Немного помолчав со всеми (между тем совсем рассвело) прелестница поинтересовалась у соседки, чему мы обязаны счастьем видеть ее среди нас. — Скорее всего, чахотке, — ответила та, хотя оба ее врача ни до чего не договорились: она покинула тело в самый разгар их яростного спора. — А вы, мадам, — отнеслась прелестница к другой своей товарке, — каким образом вы покинули тот свет? — Женщина-дух, скривив рот, отвечала, что она поражена, насколько бесцеремонны некоторые люди; что, возможно, кто-то что-то слышал о ее смерти, только это неверные сведения; и что от чего бы она ни умерла, она с радостью оставила мир, в котором ее ничто не держало и где все глупость и неприличие, в особенности у женской половины, за чью распущенность она никогда не переставала краснеть.
Поняв, что совершила оплошность, прелестница воздержалась от дальнейших расспросов. Она была само добродушие и мягкость, при коих качествах ее пол поистине прекрасен: ласковость более всего пристала ему. Ее облик излучал ту радость, доброту и простодушие, что образуют светозарную красоту Серафины[104], чье лицезрение повергает в трепет и вместе наполняет восторженным обожанием. Не будь того разговора об оспе, я бы подумал, что сама Серафина почтила нас своим присутствием. И все подкрепило бы эту догадку — и здравомыслие ее замечаний, и душевная тонкость, и приятное обхождение вместе с достоинством, сквозившим в каждом взгляде, слове и движении; такие свойства не могли найти более благодарного отклика, нежели в моем сердце[105], и она не замедлила возвести меня на высочайшую ступень серафической любви. Под таковой я не разумею ту любовь, какой, по справедливому слову, занимаются люди на земле и какая длится ровно столько времени, сколько ею заняты.

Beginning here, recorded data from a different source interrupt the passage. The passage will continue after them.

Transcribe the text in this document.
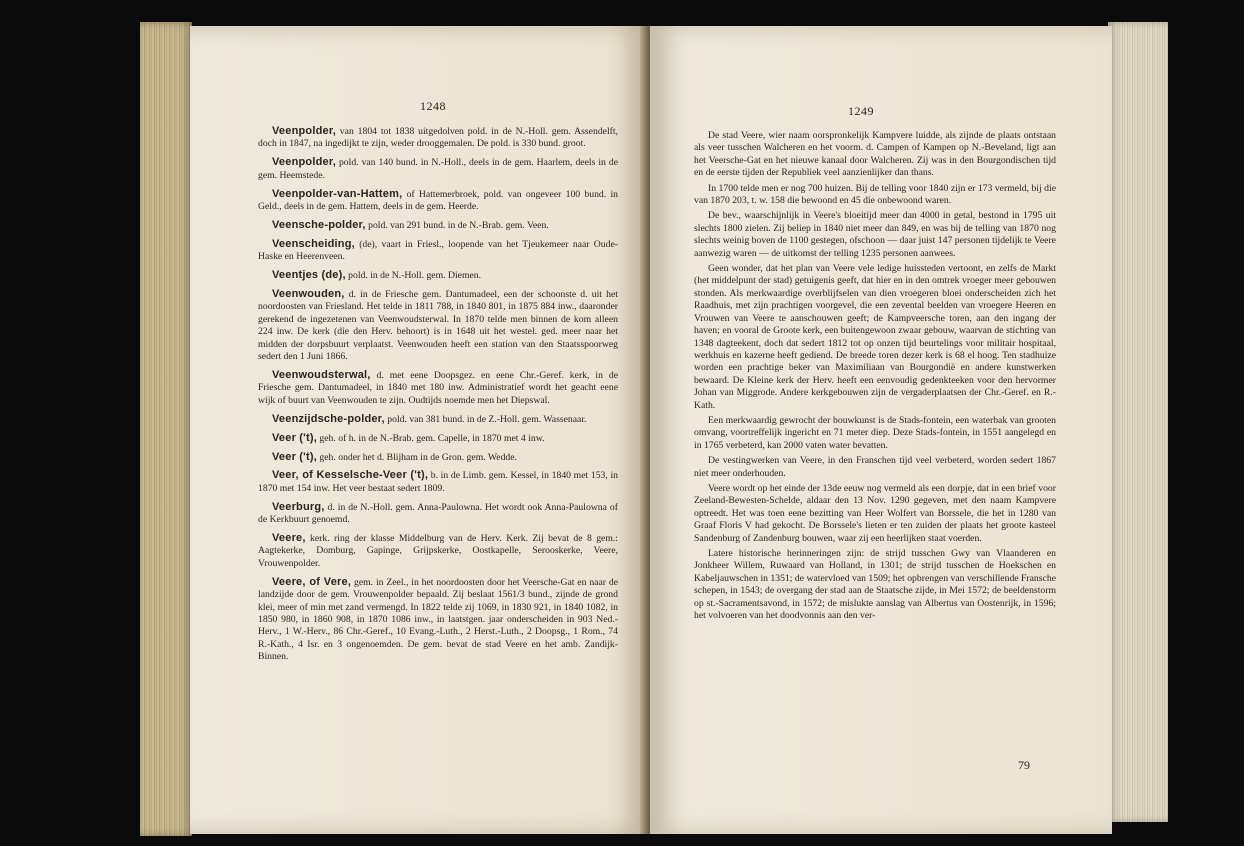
1248

Veenpolder, van 1804 tot 1838 uitgedolven pold. in de N.-Holl. gem. Assendelft, doch in 1847, na ingedijkt te zijn, weder drooggemalen. De pold. is 330 bund. groot.

Veenpolder, pold. van 140 bund. in N.-Holl., deels in de gem. Haarlem, deels in de gem. Heemstede.

Veenpolder-van-Hattem, of Hattemerbroek, pold. van ongeveer 100 bund. in Geld., deels in de gem. Hattem, deels in de gem. Heerde.

Veensche-polder, pold. van 291 bund. in de N.-Brab. gem. Veen.

Veenscheiding, (de), vaart in Friesl., loopende van het Tjeukemeer naar Oude-Haske en Heerenveen.

Veentjes (de), pold. in de N.-Holl. gem. Diemen.

Veenwouden, d. in de Friesche gem. Dantumadeel, een der schoonste d. uit het noordoosten van Friesland. Het telde in 1811 788, in 1840 801, in 1875 884 inw., daaronder gerekend de ingezetenen van Veenwoudsterwal. In 1870 telde men binnen de kom alleen 224 inw. De kerk (die den Herv. behoort) is in 1648 uit het westel. ged. meer naar het midden der dorpsbuurt verplaatst. Veenwouden heeft een station van den Staatsspoorweg sedert den 1 Juni 1866.

Veenwoudsterwal, d. met eene Doopsgez. en eene Chr.-Geref. kerk, in de Friesche gem. Dantumadeel, in 1840 met 180 inw. Administratief wordt het geacht eene wijk of buurt van Veenwouden te zijn. Oudtijds noemde men het Diepswal.

Veenzijdsche-polder, pold. van 381 bund. in de Z.-Holl. gem. Wassenaar.

Veer ('t), geh. of h. in de N.-Brab. gem. Capelle, in 1870 met 4 inw.

Veer ('t), geh. onder het d. Blijham in de Gron. gem. Wedde.

Veer, of Kesselsche-Veer ('t), b. in de Limb. gem. Kessel, in 1840 met 153, in 1870 met 154 inw. Het veer bestaat sedert 1809.

Veerburg, d. in de N.-Holl. gem. Anna-Paulowna. Het wordt ook Anna-Paulowna of de Kerkbuurt genoemd.

Veere, kerk. ring der klasse Middelburg van de Herv. Kerk. Zij bevat de 8 gem.: Aagtekerke, Domburg, Gapinge, Grijpskerke, Oostkapelle, Serooskerke, Veere, Vrouwenpolder.

Veere, of Vere, gem. in Zeel., in het noordoosten door het Veersche-Gat en naar de landzijde door de gem. Vrouwenpolder bepaald. Zij beslaat 1561/3 bund., zijnde de grond klei, meer of min met zand vermengd. In 1822 telde zij 1069, in 1830 921, in 1840 1082, in 1850 980, in 1860 908, in 1870 1086 inw., in laatstgen. jaar onderscheiden in 903 Ned.-Herv., 1 W.-Herv., 86 Chr.-Geref., 10 Evang.-Luth., 2 Herst.-Luth., 2 Doopsg., 1 Rom., 74 R.-Kath., 4 Isr. en 3 ongenoemden. De gem. bevat de stad Veere en het amb. Zandijk-Binnen.

1249

De stad Veere, wier naam oorspronkelijk Kampvere luidde, als zijnde de plaats ontstaan als veer tusschen Walcheren en het voorm. d. Campen of Kampen op N.-Beveland, ligt aan het Veersche-Gat en het nieuwe kanaal door Walcheren. Zij was in den Bourgondischen tijd en de eerste tijden der Republiek veel aanzienlijker dan thans.

In 1700 telde men er nog 700 huizen. Bij de telling voor 1840 zijn er 173 vermeld, bij die van 1870 203, t. w. 158 die bewoond en 45 die onbewoond waren.

De bev., waarschijnlijk in Veere's bloeitijd meer dan 4000 in getal, bestond in 1795 uit slechts 1800 zielen. Zij beliep in 1840 niet meer dan 849, en was bij de telling van 1870 nog slechts weinig boven de 1100 gestegen, ofschoon — daar juist 147 personen tijdelijk te Veere aanwezig waren — de uitkomst der telling 1235 personen aanwees.

Geen wonder, dat het plan van Veere vele ledige huissteden vertoont, en zelfs de Markt (het middelpunt der stad) getuigenis geeft, dat hier en in den omtrek vroeger meer gebouwen stonden. Als merkwaardige overblijfselen van dien vroegeren bloei onderscheiden zich het Raadhuis, met zijn prachtigen voorgevel, die een zevental beelden van vroegere Heeren en Vrouwen van Veere te aanschouwen geeft; de Kampveersche toren, aan den ingang der haven; en vooral de Groote kerk, een buitengewoon zwaar gebouw, waarvan de stichting van 1348 dagteekent, doch dat sedert 1812 tot op onzen tijd beurtelings voor militair hospitaal, werkhuis en kazerne heeft gediend. De breede toren dezer kerk is 68 el hoog. Ten stadhuize worden een prachtige beker van Maximiliaan van Bourgondië en andere kunstwerken bewaard. De Kleine kerk der Herv. heeft een eenvoudig gedenkteeken voor den hervormer Johan van Miggrode. Andere kerkgebouwen zijn de vergaderplaatsen der Chr.-Geref. en R.-Kath.

Een merkwaardig gewrocht der bouwkunst is de Stads-fontein, een waterbak van grooten omvang, voortreffelijk ingericht en 71 meter diep. Deze Stads-fontein, in 1551 aangelegd en in 1765 verbeterd, kan 2000 vaten water bevatten.

De vestingwerken van Veere, in den Franschen tijd veel verbeterd, worden sedert 1867 niet meer onderhouden.

Veere wordt op het einde der 13de eeuw nog vermeld als een dorpje, dat in een brief voor Zeeland-Bewesten-Schelde, aldaar den 13 Nov. 1290 gegeven, met den naam Kampvere optreedt. Het was toen eene bezitting van Heer Wolfert van Borssele, die het in 1280 van Graaf Floris V had gekocht. De Borssele's lieten er ten zuiden der plaats het groote kasteel Sandenburg of Zandenburg bouwen, waar zij een heerlijken staat voerden.

Latere historische herinneringen zijn: de strijd tusschen Gwy van Vlaanderen en Jonkheer Willem, Ruwaard van Holland, in 1301; de strijd tusschen de Hoekschen en Kabeljauwschen in 1351; de watervloed van 1509; het opbrengen van verschillende Fransche schepen, in 1543; de overgang der stad aan de Staatsche zijde, in Mei 1572; de beeldenstorm op st.-Sacramentsavond, in 1572; de mislukte aanslag van Albertus van Oostenrijk, in 1596; het volvoeren van het doodvonnis aan den ver-

79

Под серафической любовью я понимаю наиполнейшую душевность и теплоту дружества, и если, мой достойный читатель, подобное чувство тебе не ведомо, что вполне возможно, то просветить тебя в нем такая же безнадежная задача, как не знающему простой арифметики растолковать сложнейшие материи сэра Исаака Ньютона.
104
*Здесь имеется в виду известная знатная дама, однако применить к себе эту характеристику приглашается всякая дама — и знатная, и незнатная.
105
*Мы уже просили извинить нам подобное словоупотребление и теперь винимся в последний раз; впрочем, употребить здесь слово «сердце» в переносном смысле представляется более подходящим, нежели на самом деле вменять телесному органу чувства, которые принадлежат душе.